O mercúrio pode causar uma variedade de efeitos tóxicos adversos para a saúde humana e afetar diferentes órgãos. Esses efeitos dependem da forma química do mercúrio que a pessoa está exposta. Na Amazônia a exposição ao mercúrio acontece através da exposição ocupacional do valor de mercúrio e ambiental do metilmercúrio. Segundo a professora e pesquisadora da Ufopa, Heloísa Nascimento, na bacia do rio Tapajós, estudos mostram que espécies de peixes consideradas de hábito carnívoro, como pescada branca, tucunaré, filhote, dourada e surubim, possuem níveis de Hg acima do limite recomendável para consumo humano pela OMS. As populações ribeirinhas consomem em média 8 a 9 refeições de peixe por semana, o que traz um risco à saúde. Por isso esse tema quer atenção principalmente aqui na região. O metilmercúrio está dentre os metais contaminantes no maior nível de toxicidade devido às suas características de biomagnificação e bioacumulação nos diferentes níveis tróficos. No que refere a bioacumulação, é o processo no qual os organismos podem absorver metilmercúrio mais rapidamente do que seus corpos podem eliminar. No caso da Biomagnificação é o aumento na concentração de metilmercúrio ao longo da cadeia alimentar. Por isso, os peixes considerados topos de cadeia possuem maiores concentrações de mercúrio.
Durante o evento, o Prof. Dr. Paulo Basta apresentou dados de um estudo liderado pela Fiocrus em parceria com o WWF-Brasil, que avaliou a contaminação em habitantes de terras indígenas no médio rio Tapajós. A pesquisa realizada entre os meses de outubro e novembro de 2019 analisou 35 domicílios e entrevistou 200 pessoas. Os resultados indicaram claras evidências dos efeitos prejudiciais da contaminação por mercúrio em três aldeias indígenas – Sawré Maybu, Poxo Maybu e Sawré Aboy - e demonstraram que a atividade garimpeira vem afetando em grande escala o uso do solo nos territórios tradicionais da Amazônia, com impactos socioambientais diretos e indiretos para as populações locais, incluindo prejuízos a saúde, economia local e serviços ecossistêmicos.
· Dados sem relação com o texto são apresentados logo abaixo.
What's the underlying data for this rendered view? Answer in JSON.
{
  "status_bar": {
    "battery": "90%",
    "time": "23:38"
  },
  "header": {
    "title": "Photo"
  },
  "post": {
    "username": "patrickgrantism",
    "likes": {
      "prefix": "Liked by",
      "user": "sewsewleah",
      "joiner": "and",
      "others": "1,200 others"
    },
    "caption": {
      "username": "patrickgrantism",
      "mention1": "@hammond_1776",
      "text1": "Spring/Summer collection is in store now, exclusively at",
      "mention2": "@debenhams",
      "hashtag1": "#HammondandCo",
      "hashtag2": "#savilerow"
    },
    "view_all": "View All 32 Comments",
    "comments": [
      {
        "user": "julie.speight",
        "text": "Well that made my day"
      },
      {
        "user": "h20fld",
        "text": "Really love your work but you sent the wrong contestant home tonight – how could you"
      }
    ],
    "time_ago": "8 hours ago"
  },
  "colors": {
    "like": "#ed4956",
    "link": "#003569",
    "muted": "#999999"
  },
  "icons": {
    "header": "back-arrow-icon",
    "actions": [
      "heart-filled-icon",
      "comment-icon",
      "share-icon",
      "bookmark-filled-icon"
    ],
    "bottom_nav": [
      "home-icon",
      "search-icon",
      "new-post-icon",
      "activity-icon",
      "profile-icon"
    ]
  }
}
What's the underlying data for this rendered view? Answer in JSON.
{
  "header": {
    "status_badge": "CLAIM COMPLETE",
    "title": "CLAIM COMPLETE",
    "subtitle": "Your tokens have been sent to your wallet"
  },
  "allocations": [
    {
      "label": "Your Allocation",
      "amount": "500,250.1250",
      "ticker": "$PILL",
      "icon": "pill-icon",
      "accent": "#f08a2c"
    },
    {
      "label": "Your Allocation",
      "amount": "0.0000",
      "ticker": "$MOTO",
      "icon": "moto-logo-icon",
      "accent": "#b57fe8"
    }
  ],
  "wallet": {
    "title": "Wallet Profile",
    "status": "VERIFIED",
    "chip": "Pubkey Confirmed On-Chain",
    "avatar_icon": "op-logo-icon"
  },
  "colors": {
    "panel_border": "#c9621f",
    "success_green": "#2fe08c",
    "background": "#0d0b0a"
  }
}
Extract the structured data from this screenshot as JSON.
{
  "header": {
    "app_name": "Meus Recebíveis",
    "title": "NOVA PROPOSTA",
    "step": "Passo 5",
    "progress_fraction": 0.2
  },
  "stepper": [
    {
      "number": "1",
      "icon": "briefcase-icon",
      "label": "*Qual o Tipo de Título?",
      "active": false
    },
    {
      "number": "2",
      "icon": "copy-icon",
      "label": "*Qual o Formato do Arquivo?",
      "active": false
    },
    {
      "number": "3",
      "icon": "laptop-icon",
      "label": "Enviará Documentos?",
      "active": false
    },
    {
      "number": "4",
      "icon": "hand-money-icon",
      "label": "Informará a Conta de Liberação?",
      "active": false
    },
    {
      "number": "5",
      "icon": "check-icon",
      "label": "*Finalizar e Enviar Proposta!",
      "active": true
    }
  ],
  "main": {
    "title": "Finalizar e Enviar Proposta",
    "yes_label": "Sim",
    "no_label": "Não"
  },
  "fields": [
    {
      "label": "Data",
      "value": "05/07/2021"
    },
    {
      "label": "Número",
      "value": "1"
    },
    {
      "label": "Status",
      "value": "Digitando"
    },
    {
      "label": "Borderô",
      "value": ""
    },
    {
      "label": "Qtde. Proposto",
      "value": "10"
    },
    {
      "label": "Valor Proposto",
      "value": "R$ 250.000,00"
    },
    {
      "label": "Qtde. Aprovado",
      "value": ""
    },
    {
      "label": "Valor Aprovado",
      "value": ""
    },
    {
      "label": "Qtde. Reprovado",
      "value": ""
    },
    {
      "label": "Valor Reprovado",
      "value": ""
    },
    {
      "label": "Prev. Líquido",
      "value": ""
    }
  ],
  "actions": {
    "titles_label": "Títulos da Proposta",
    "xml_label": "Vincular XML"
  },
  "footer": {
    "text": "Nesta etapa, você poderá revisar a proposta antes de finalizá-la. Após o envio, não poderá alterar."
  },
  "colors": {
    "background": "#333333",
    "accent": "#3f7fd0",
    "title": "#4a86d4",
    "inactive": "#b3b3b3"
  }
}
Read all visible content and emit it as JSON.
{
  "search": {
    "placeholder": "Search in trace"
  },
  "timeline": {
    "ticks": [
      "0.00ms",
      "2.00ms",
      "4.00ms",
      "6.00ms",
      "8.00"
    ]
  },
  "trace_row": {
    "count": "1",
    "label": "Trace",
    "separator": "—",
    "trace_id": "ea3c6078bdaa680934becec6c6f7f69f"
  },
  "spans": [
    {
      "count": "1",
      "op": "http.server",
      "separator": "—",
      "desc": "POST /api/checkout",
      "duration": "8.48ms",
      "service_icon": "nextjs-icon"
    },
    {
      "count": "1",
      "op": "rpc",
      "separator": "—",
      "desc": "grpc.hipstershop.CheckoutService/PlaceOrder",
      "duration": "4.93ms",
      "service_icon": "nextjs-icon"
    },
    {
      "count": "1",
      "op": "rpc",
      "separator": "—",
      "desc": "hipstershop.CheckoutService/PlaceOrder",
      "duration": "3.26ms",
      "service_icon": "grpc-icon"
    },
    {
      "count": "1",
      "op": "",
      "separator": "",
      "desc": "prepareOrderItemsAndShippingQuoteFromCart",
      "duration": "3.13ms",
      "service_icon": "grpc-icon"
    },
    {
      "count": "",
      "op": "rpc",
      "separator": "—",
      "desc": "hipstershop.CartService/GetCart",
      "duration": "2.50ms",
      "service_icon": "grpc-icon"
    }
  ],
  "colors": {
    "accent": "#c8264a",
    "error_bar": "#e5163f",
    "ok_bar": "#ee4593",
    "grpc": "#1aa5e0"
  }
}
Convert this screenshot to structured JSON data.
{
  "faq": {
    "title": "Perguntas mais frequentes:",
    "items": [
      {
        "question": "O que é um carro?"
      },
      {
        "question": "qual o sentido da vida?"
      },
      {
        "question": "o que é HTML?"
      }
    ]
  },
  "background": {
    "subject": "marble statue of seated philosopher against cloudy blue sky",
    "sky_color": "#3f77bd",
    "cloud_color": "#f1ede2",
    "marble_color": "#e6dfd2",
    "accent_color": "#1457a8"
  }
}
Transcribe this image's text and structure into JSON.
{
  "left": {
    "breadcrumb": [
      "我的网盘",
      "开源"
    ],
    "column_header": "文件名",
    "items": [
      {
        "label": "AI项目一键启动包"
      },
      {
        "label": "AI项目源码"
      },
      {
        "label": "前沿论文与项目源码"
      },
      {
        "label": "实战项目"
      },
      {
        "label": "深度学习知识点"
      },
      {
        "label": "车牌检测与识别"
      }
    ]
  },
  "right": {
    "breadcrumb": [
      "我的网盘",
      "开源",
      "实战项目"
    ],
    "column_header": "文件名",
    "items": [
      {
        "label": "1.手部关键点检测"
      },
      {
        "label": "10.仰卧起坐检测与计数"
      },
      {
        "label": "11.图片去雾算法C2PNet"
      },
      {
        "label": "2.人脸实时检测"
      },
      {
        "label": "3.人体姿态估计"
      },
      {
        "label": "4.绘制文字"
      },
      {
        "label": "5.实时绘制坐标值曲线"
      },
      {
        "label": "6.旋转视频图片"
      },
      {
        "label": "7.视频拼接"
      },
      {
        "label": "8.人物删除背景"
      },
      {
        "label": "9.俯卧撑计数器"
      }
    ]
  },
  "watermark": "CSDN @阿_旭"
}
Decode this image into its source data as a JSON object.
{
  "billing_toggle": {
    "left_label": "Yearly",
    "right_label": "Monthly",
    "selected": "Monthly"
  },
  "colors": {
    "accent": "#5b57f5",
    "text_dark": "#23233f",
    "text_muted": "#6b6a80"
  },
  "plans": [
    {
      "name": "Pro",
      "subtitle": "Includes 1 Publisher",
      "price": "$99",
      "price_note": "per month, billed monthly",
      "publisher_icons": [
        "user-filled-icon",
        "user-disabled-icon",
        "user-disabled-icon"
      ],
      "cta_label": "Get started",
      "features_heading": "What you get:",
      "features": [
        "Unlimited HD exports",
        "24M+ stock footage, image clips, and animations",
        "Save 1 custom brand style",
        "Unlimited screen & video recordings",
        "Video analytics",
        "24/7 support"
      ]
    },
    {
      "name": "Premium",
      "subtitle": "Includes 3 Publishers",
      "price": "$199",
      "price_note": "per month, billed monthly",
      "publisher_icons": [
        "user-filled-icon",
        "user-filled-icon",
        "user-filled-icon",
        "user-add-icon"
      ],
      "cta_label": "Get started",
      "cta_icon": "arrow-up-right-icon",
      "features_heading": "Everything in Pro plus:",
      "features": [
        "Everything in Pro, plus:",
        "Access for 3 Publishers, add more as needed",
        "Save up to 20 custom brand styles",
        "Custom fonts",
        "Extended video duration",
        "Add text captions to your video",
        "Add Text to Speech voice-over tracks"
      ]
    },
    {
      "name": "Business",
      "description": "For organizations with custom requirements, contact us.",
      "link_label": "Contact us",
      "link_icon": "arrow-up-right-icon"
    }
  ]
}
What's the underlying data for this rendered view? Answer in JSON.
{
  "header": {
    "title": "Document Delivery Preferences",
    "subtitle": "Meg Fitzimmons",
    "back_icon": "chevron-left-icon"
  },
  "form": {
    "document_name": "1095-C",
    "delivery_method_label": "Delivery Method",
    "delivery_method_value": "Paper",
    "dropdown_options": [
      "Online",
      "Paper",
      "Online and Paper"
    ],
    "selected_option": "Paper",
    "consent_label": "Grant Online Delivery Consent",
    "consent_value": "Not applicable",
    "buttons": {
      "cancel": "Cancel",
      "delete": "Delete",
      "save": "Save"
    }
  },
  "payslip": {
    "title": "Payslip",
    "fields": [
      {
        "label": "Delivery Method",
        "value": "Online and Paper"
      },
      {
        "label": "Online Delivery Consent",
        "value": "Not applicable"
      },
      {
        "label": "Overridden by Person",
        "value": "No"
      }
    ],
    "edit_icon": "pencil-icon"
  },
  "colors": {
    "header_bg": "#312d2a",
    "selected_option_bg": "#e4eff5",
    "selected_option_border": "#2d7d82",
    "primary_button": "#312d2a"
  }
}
“Nas três aldeias, um conjunto enorme de pessoas apresentaram níveis de mercúrio acima de 06, isto é, do limite considerado seguro. Na aldeia Sawré Muybu, 04 em cada 10 pessoas apresentaram níveis elevados de mercúrio; na Poxo Muyby, 06 em cada 10 pessoas apresentaram níveis elevados de mercúrio; e na Sawré Aboy, quase 09 em cada 10 pessoas apresentaram níveis de mercúrio acima dos limites recomendados. Vale dizer que foram detectados níveis de mercúrio em todas as amostras de todos os participantes” - disse.
Esses efeitos preocupam lideranças representativas como o Sindicato dos Trabalhadores e Trabalhadoras Rurais de Santarém e o Movimento dos Pescadores e Pescadoras Artesanais do Oeste do Pará e Baixo Amazonas.
“Os principais prejudicados nesse momento são as populações ribeirinhas, dos campos, das florestas e das águas. Além do mercúrio, o avanço da mineração, uso do agrotóxico também tem adoecido a população. Mas quando a gente fala do mercúrio, ele avança muito além da bacia do Tapajós, algumas experiências da própria UFOPA mostram que nas comunidades do rio Amazonas pessoas estão com índice muito alto de mercúrio” - contou Gracivane Moura - STTR.
“Nossa categoria é uma das mais afetadas pela contaminação do mercúrio, porque o pescado é nosso produto, é a nossa roça. Então nós precisamos garantir um pescado de qualidade. Mas nós não sabemos se estamos produzindo uma produção contaminada ou uma produção com baixa concentração de mercúrio” - relatou Luiz Vinhote do Mopebam.
Darcilene Godinho do Grupo de Defesa da Amazônia ressaltou que a luta contra a garimpagem ilegal em defesa do seu território iniciou ainda na década de 90 quando o GDA identificou uma série de impactos ambientais que estavam ocorrendo na bacia do Tapajós, em especial no Alto Tapajós, em decorrência da atividade garimpeira. Reiterou que na década de 50 a exploração mineral aumentou bastante, mas explodiu a partir da década de 70, em cujo processo de extração mineral faz-se uso do mercúrio, um material poluidor.
Participaram diretamente do evento, 251 pessoas, oriundas de instituições de ensino públicas e privadas, organizações não governamentais, instituições de pesquisa, organizações governamentais, movimento social, indígenas, quilombolas, pescadores, agricultores, sindicatos, discentes da graduação e da pós-graduação e público em geral.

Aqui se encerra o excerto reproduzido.